Two Torpedoes Sent Vessel To Bottom Within Four Minutes

HALIFAX, June 20-(C. P.)-Sinking of a ship including Canadian Military personnel among its complement is described in a letter received here from Cpl. John V. Chisholm, Halifax man now in England with the Corps of Military Staff Clerks.

Two torpedoes sent the ship to the bottom less than four minutes after the first one struck, Chisholm wrote, and he said “many fellows” were lost. Among those who went down with the vessel he named “Cal Leng, Wilkinson, Rose and McGovern.”

(He was believed to be referring to CSM. Calvert Leng of Halifax, Sgt. Farrel McGovern, Ottawa; Cpl. Leslie Wilkinson, Toronto, and Cpl. Lloyd Rose, Sydney, N.S., all members of the C.M.S.C., whose loss has been announced.)

(Cpl. Chisholm was named in a list of 35 survivors of a shipping loss made public at the same time.)


“It was certainly a terrible experience and one I would not care to repeat,” Chisholm wrote. “It happened about 10.30 at night. I had just gone to bed, as I was on No. 1 morning submarine watch, due at four o’clock.

“Wilkinson and Rose were my cabin mates and were also in bed. When the first torpedo struck, the force of the explosion threw me out of bed and onto my feet.

“The water was then pouring into our cabin. It was on “C” deck, just above the ship’s water line and nearly amidships.

“I had on only a pair of pants and shirt and I didn’t wait to get any more clothes on. I ran out to the corridor and saw a steward hurrying with a flashlight. So I followed along and got to the boat deck, where the lifeboat was to which I had been assigned.

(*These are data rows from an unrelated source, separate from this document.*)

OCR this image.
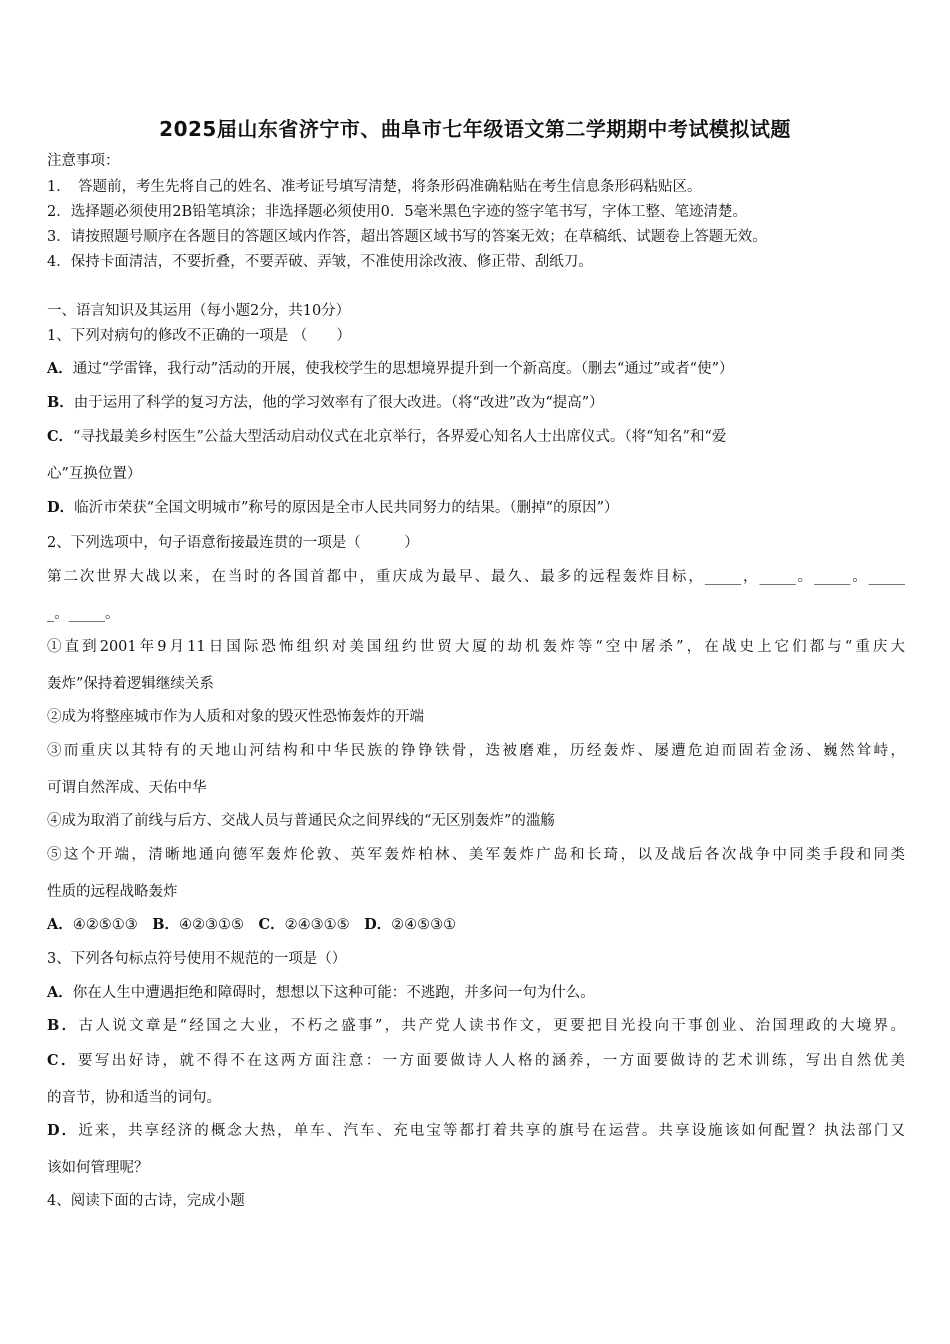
2025届山东省济宁市、曲阜市七年级语文第二学期期中考试模拟试题
注意事项：
1．　答题前，考生先将自己的姓名、准考证号填写清楚，将条形码准确粘贴在考生信息条形码粘贴区。
2．选择题必须使用2B铅笔填涂；非选择题必须使用0．5毫米黑色字迹的签字笔书写，字体工整、笔迹清楚。
3．请按照题号顺序在各题目的答题区域内作答，超出答题区域书写的答案无效；在草稿纸、试题卷上答题无效。
4．保持卡面清洁，不要折叠，不要弄破、弄皱，不准使用涂改液、修正带、刮纸刀。
一、语言知识及其运用（每小题2分，共10分）
1、下列对病句的修改不正确的一项是 （　　）
A．通过“学雷锋，我行动”活动的开展，使我校学生的思想境界提升到一个新高度。（删去“通过”或者“使”）
B．由于运用了科学的复习方法，他的学习效率有了很大改进。（将“改进”改为“提高”）
C．“寻找最美乡村医生”公益大型活动启动仪式在北京举行，各界爱心知名人士出席仪式。（将“知名”和“爱
心”互换位置）
D．临沂市荣获“全国文明城市”称号的原因是全市人民共同努力的结果。（删掉“的原因”）
2、下列选项中，句子语意衔接最连贯的一项是（　　　）
第二次世界大战以来，在当时的各国首都中，重庆成为最早、最久、最多的远程轰炸目标，_____，_____。_____。_____
_。_____。
①直到2001年9月11日国际恐怖组织对美国纽约世贸大厦的劫机轰炸等“空中屠杀”，在战史上它们都与“重庆大
轰炸”保持着逻辑继续关系
②成为将整座城市作为人质和对象的毁灭性恐怖轰炸的开端
③而重庆以其特有的天地山河结构和中华民族的铮铮铁骨，迭被磨难，历经轰炸、屡遭危迫而固若金汤、巍然耸峙，
可谓自然浑成、天佑中华
④成为取消了前线与后方、交战人员与普通民众之间界线的“无区别轰炸”的滥觞
⑤这个开端，清晰地通向德军轰炸伦敦、英军轰炸柏林、美军轰炸广岛和长琦，以及战后各次战争中同类手段和同类
性质的远程战略轰炸
A．④②⑤①③  B．④②③①⑤  C．②④③①⑤  D．②④⑤③①
3、下列各句标点符号使用不规范的一项是（）
A．你在人生中遭遇拒绝和障碍时，想想以下这种可能：不逃跑，并多问一句为什么。
B．古人说文章是“经国之大业，不朽之盛事”，共产党人读书作文，更要把目光投向干事创业、治国理政的大境界。
C．要写出好诗，就不得不在这两方面注意：一方面要做诗人人格的涵养，一方面要做诗的艺术训练，写出自然优美
的音节，协和适当的词句。
D．近来，共享经济的概念大热，单车、汽车、充电宝等都打着共享的旗号在运营。共享设施该如何配置？执法部门又
该如何管理呢？
4、阅读下面的古诗，完成小题
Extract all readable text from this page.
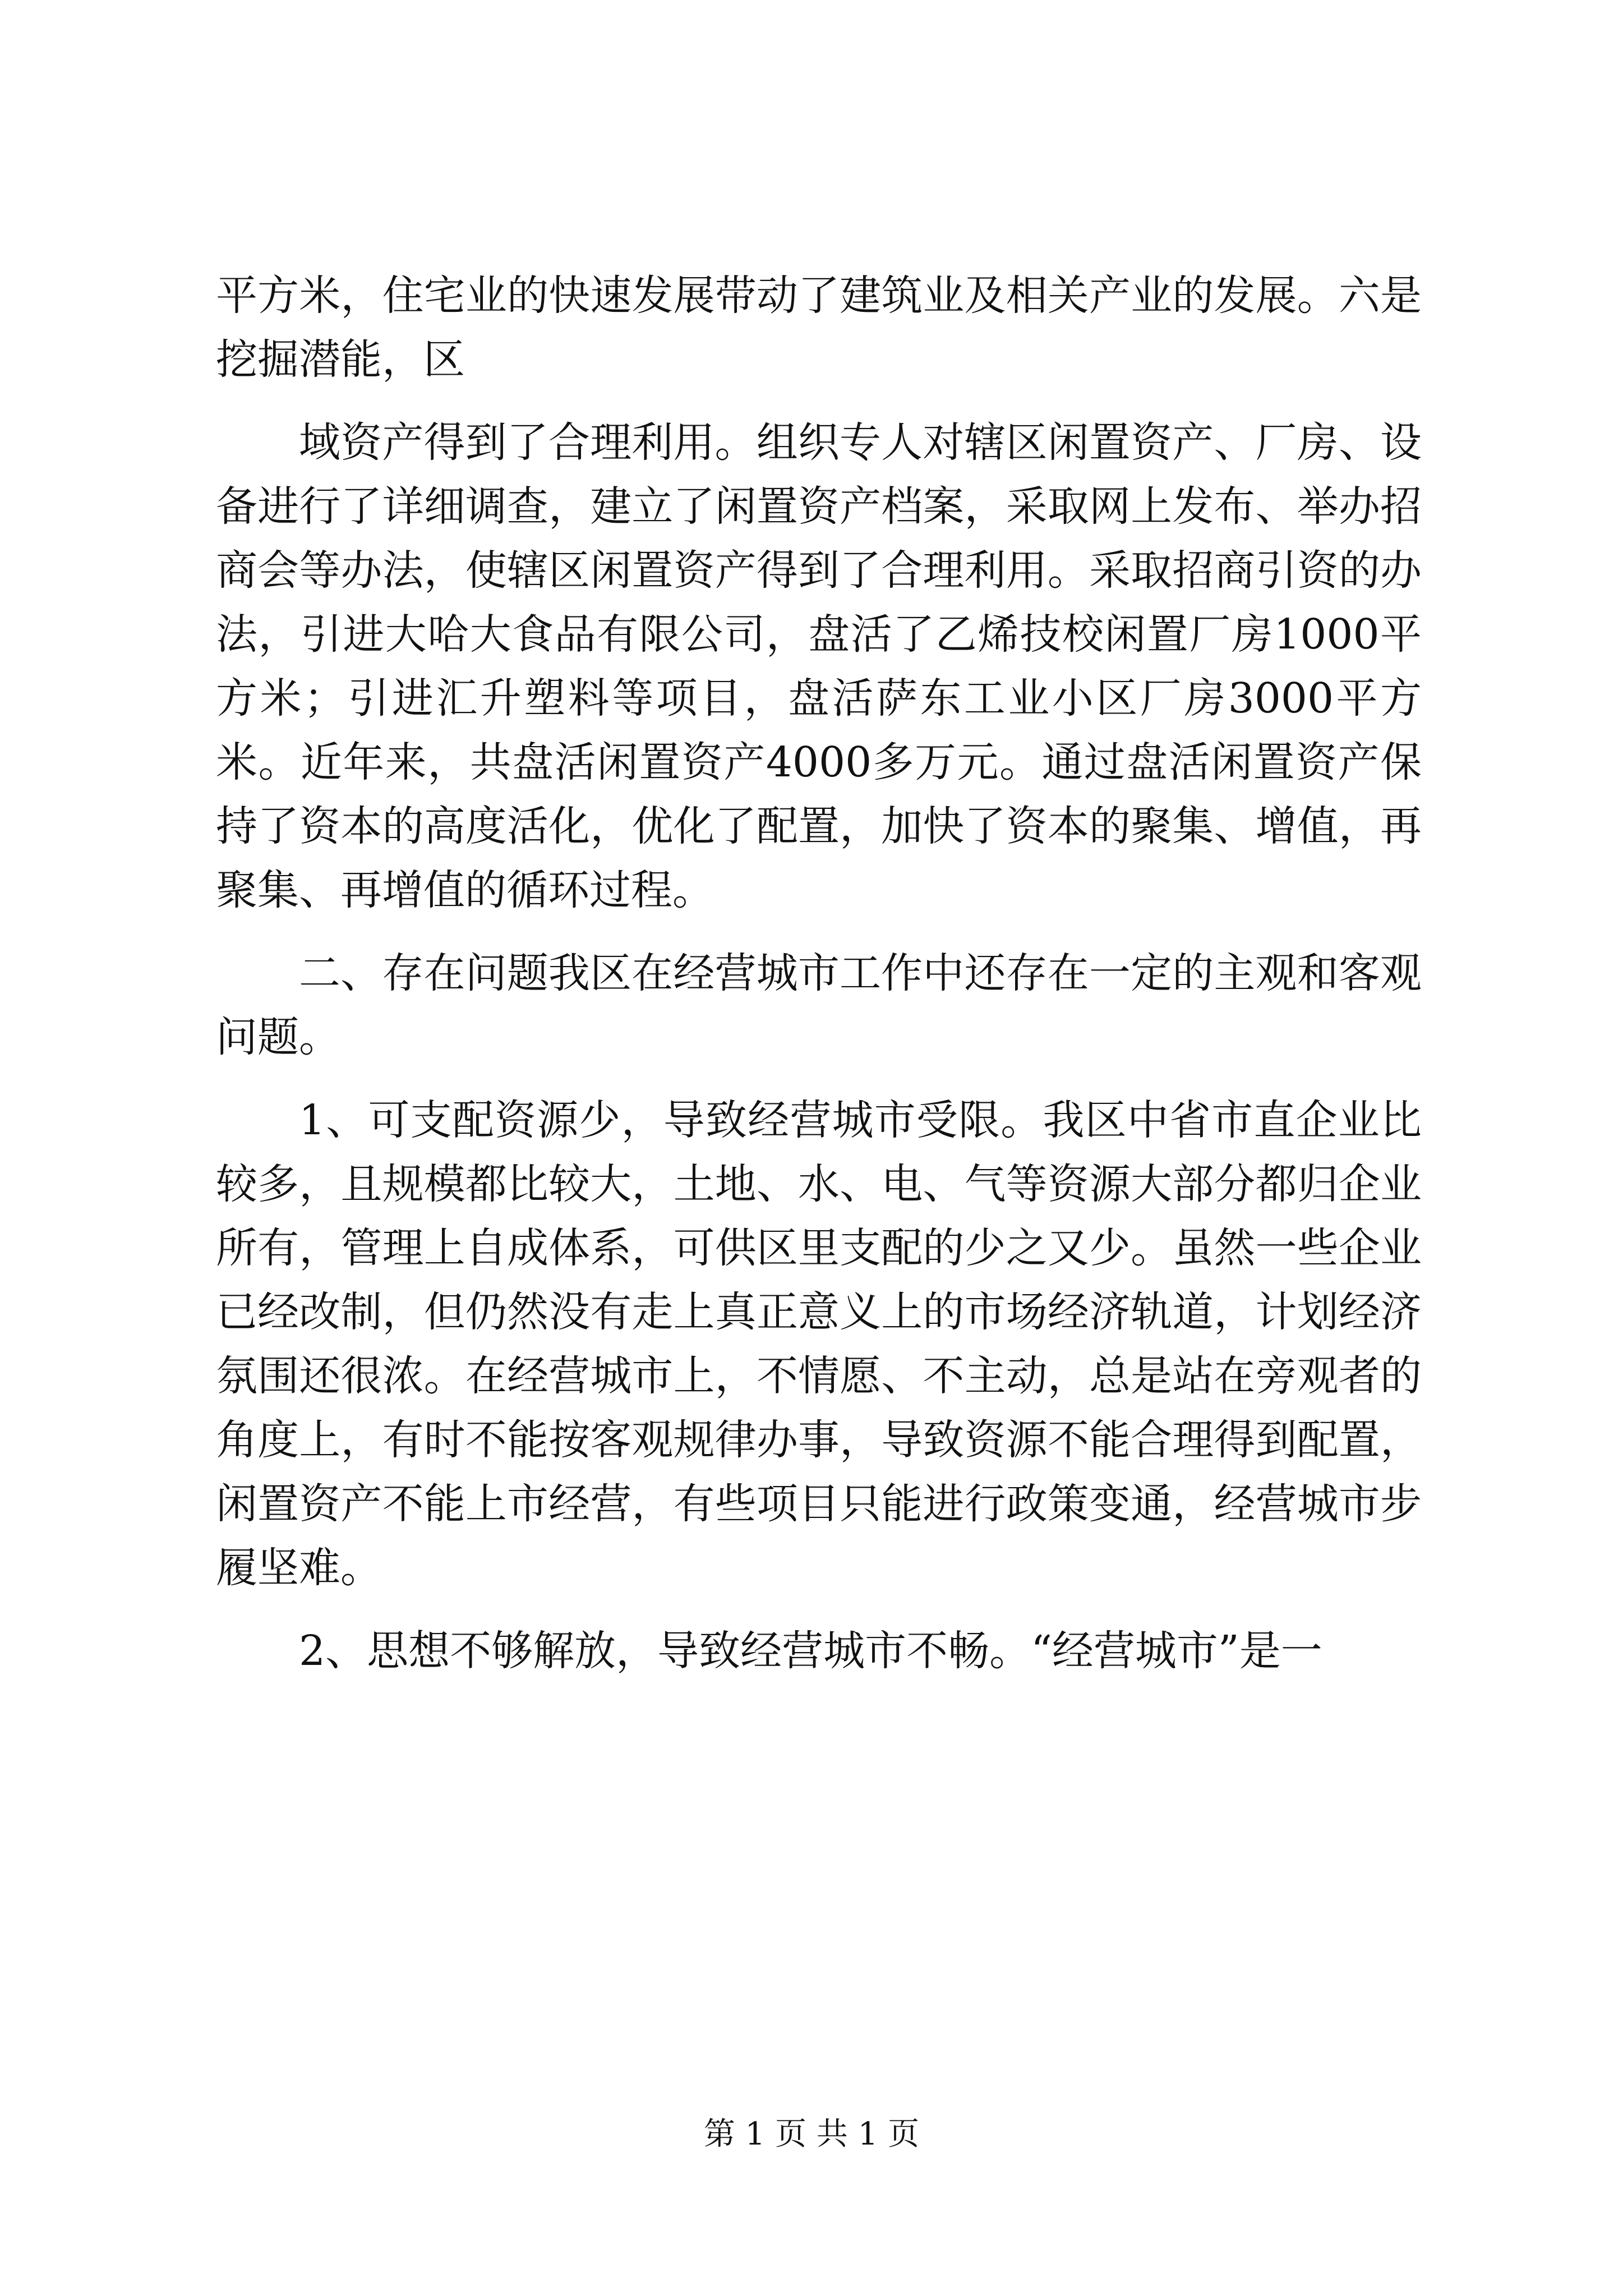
平方米，住宅业的快速发展带动了建筑业及相关产业的发展。六是挖掘潜能，区

域资产得到了合理利用。组织专人对辖区闲置资产、厂房、设备进行了详细调查，建立了闲置资产档案，采取网上发布、举办招商会等办法，使辖区闲置资产得到了合理利用。采取招商引资的办法，引进大哈大食品有限公司，盘活了乙烯技校闲置厂房1000平方米；引进汇升塑料等项目，盘活萨东工业小区厂房3000平方米。近年来，共盘活闲置资产4000多万元。通过盘活闲置资产保持了资本的高度活化，优化了配置，加快了资本的聚集、增值，再聚集、再增值的循环过程。

二、存在问题我区在经营城市工作中还存在一定的主观和客观问题。

1、可支配资源少，导致经营城市受限。我区中省市直企业比较多，且规模都比较大，土地、水、电、气等资源大部分都归企业所有，管理上自成体系，可供区里支配的少之又少。虽然一些企业已经改制，但仍然没有走上真正意义上的市场经济轨道，计划经济氛围还很浓。在经营城市上，不情愿、不主动，总是站在旁观者的角度上，有时不能按客观规律办事，导致资源不能合理得到配置，闲置资产不能上市经营，有些项目只能进行政策变通，经营城市步履坚难。

2、思想不够解放，导致经营城市不畅。“经营城市”是一

第 1 页 共 1 页
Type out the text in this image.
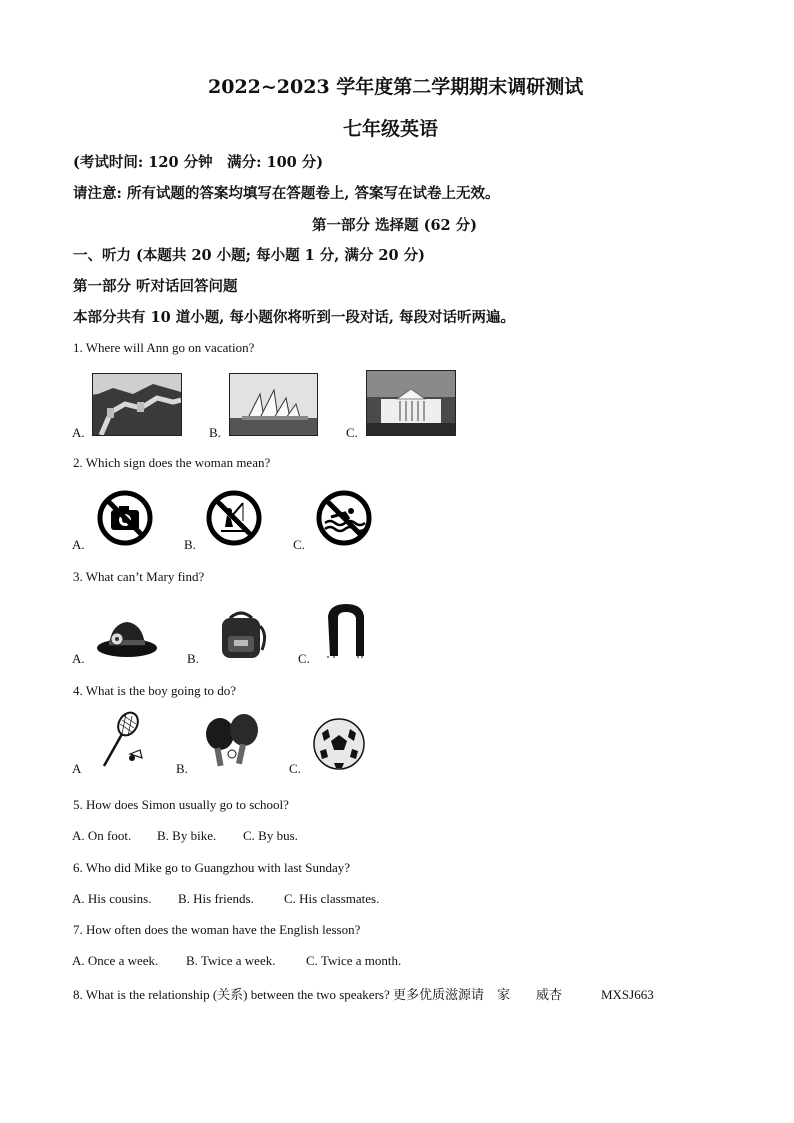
2022~2023 学年度第二学期期末调研测试
七年级英语
(考试时间: 120 分钟　满分: 100 分)
请注意: 所有试题的答案均填写在答题卷上, 答案写在试卷上无效。
第一部分 选择题 (62 分)
一、听力 (本题共 20 小题; 每小题 1 分, 满分 20 分)
第一部分 听对话回答问题
本部分共有 10 道小题, 每小题你将听到一段对话, 每段对话听两遍。
1. Where will Ann go on vacation?
A.	B.	C.
2. Which sign does the woman mean?
A.	B.	C.
3. What can’t Mary find?
A.	B.	C.
4. What is the boy going to do?
A	B.	C.
5. How does Simon usually go to school?
A. On foot. B. By bike. C. By bus.
6. Who did Mike go to Guangzhou with last Sunday?
A. His cousins. B. His friends. C. His classmates.
7. How often does the woman have the English lesson?
A. Once a week. B. Twice a week. C. Twice a month.
8. What is the relationship (关系) between the two speakers? 更多优质滋源请　家　　威杏　　　MXSJ663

“Thirty of us had managed to get clear when the next torpedo struck, and I thought the end had come as tons of water and debris of all kinds, including rivets out of the boilers, rained down upon us as she went down.

“We were about 30 feet away when the ship plunged. However, we managed to stay afloat until next morning. At about 11 o’clock a destroyer came in sight and picked us up. I was the only survivor of the local bunch-Cal Leng, Wilkinson, Rose and McGovern all were lost.

(Apparently the four had been stationed here before leaving Canada.)

“I can’t imagine how Wilkinson didn’t come through. The first torpedo put all the lights out, but I heard Wilkinson. He cried out, ‘We’ve been hit,’ or something like that, and he was then moving around all right.

“I called to him to follow, and thought he was behind me. Of course, with the noise and confusion, I couldn’t be sure. His boat was the one I was assigned to, and he didn’t make it.

“Rose, who was sleeping directly above me, may have been hit with something-some of the debris flying about. I was hit myself and somewhat dazed for a few minutes.

“I think a lot of the boys waited to get into some clothes. This proved fatal, as the ship went down in less than four minutes.”

“It seems tough so many fellows had to get it that way. However, I suppose it’s the fortune of war. It all seems more or less of a dream now, but what a dream!”